With the Discovery of Fish Oil Being Able to Protect Against Head Injuries, the League Has an Interest in Protecting Salmon Habitat
By Debbie Kay
Recently, the NFL has admitted a clear link between playing football, concussions, and long-term brain damage. This news has been coming for some time, and a number of concussion-reduction studies have been going on over the past decade. Efforts have included things like helmetless practice to learn to hit and take hits differently, and sensors in helmets to accurately measure the amount pressure and damage to the brain. But another means of protecting players may lie in the results of a recent preliminary study out of TCU, which is showing that a simple dose of fish oil offers significant protection against the damaging effects of head trauma.
The Fish Oil Study
In 2014, about 80 of the TCU football players were asked to down a daily shot of fish oil for a sports physiology study that was being performed on campus, while another group was given a placebo shot. The goal was to look at what one of the fatty acids found in fish oil, DHA, was doing to the brain when someone received a head injury. The players had their blood drawn, looking for a component that’s released into the bloodstream during head injuries, called neurofilament light. The less you have, the less damage you’ve sustained. Players who were taking fish oil consistently showed levels of neurofilament light that averaged 40% lower than those on the placebo. That’s a huge result.
One of the best sources of DHA comes from fatty fish. Salmon and tuna, as well as smaller feeder fish like herring, are known to be very oily, and can be excellent sources of DHA. If the study sparks a high demand for salmon, (and it must be high-oil, quality salmon to be useful got yhid), then there may be new opportunities for those looking to reclaim endangered salmon habitats worldwide. There will likely be a debate as to where the best sourcing will come from, however. Groups like the GMO Salmon companies may try taking advantage of the spike in demand, though it’s hard to say whether this will be as effective as boosting wild salmon populations in the long run.
Farmed vs Wild: The Economic and Ecological Concerns
To those who are unaware of the ecological side of the story, the favorable economics of farmed salmon seems in many ways like the most logical choice.

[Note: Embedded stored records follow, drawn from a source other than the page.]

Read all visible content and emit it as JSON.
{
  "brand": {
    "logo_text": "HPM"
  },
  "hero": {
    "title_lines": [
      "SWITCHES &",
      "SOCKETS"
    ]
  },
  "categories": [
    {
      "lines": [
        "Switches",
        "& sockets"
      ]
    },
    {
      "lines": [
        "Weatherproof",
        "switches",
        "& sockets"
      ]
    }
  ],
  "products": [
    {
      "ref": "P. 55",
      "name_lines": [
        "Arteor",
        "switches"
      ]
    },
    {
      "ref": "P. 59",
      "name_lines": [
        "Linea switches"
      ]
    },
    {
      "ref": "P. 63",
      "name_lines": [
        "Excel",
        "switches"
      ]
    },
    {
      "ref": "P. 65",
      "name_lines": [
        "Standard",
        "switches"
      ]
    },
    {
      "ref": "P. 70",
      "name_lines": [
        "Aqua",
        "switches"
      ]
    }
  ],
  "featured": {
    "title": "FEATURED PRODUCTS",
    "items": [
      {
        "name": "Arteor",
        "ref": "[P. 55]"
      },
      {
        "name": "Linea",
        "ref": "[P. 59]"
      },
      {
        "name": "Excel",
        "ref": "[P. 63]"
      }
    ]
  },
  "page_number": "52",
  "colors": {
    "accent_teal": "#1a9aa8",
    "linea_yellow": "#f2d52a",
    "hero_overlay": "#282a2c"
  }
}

It provides food to a hungry market at low opportunity cost (little fuel or effort goes into catching them, and fish farms have high startup costs but low labor and maintenance fees compared to fishing). Additional benefits accrue with GMO salmon. GMO fish also grow to their harvestable size in half the time, reducing the cost of feed and labor. As a bonus, they’re bred to be sterile, removing the risk of cross bred hybrids found in the wild or multiplying invasive populations.
There’s more to the story, however. Unlike other aquacultured fish like tilapia and catfish, which can be segregated into ponds that are unattached to any other water bodies, salmon farms must be located in saltwater bays that are both sheltered and close to good water flow. These same areas are traditionally full of spawning feeder fish like sand lance, herring, and eulachon, and the infrastructure of the farm will typically displace these fish, potentially reducing an important food source for wild salmon nearby. Also, for the fish oil to have the high DHA levels required for brain protection, they must have a very high-oil diet. This naturally happens in wild fish, while the fish food given to farmed fish is often made from ground and dessicated cartilage and other waste collected from processing boats in Alaska and other areas with factory processing fishing vessels, once they have removed all the other saleable parts. It is unclear whether this would translate to the same DHA levels, or if the market would require a larger strain on the limited feeder fish populations that are so crucial to our wild salmon populations.
A Case for Salmon Habitat
Though the opportunity cost for wild salmon is higher initially, the cost of restoring healthy salmon streams to high population levels is something that, once achieved, has little to no maintenance cost in the future. The stream systems can naturally accommodate tens of millions of fish, and if the salmon have clean, cold water, access to the spawning headwaters, and enough of a population boost, then each year’s will require less human intervention, unlike with farms. Hatcheries can often help give these populations a boost back in the right direction, and are considered less ecologically harmful, as the fish are only raised in captivity a short time and rely mostly on wild habitat and food.
The studies with the NFL are still preliminary, but if fish oil is as much of a miracle drug as the early results are suggesting, then this will likely become a larger conversation soon.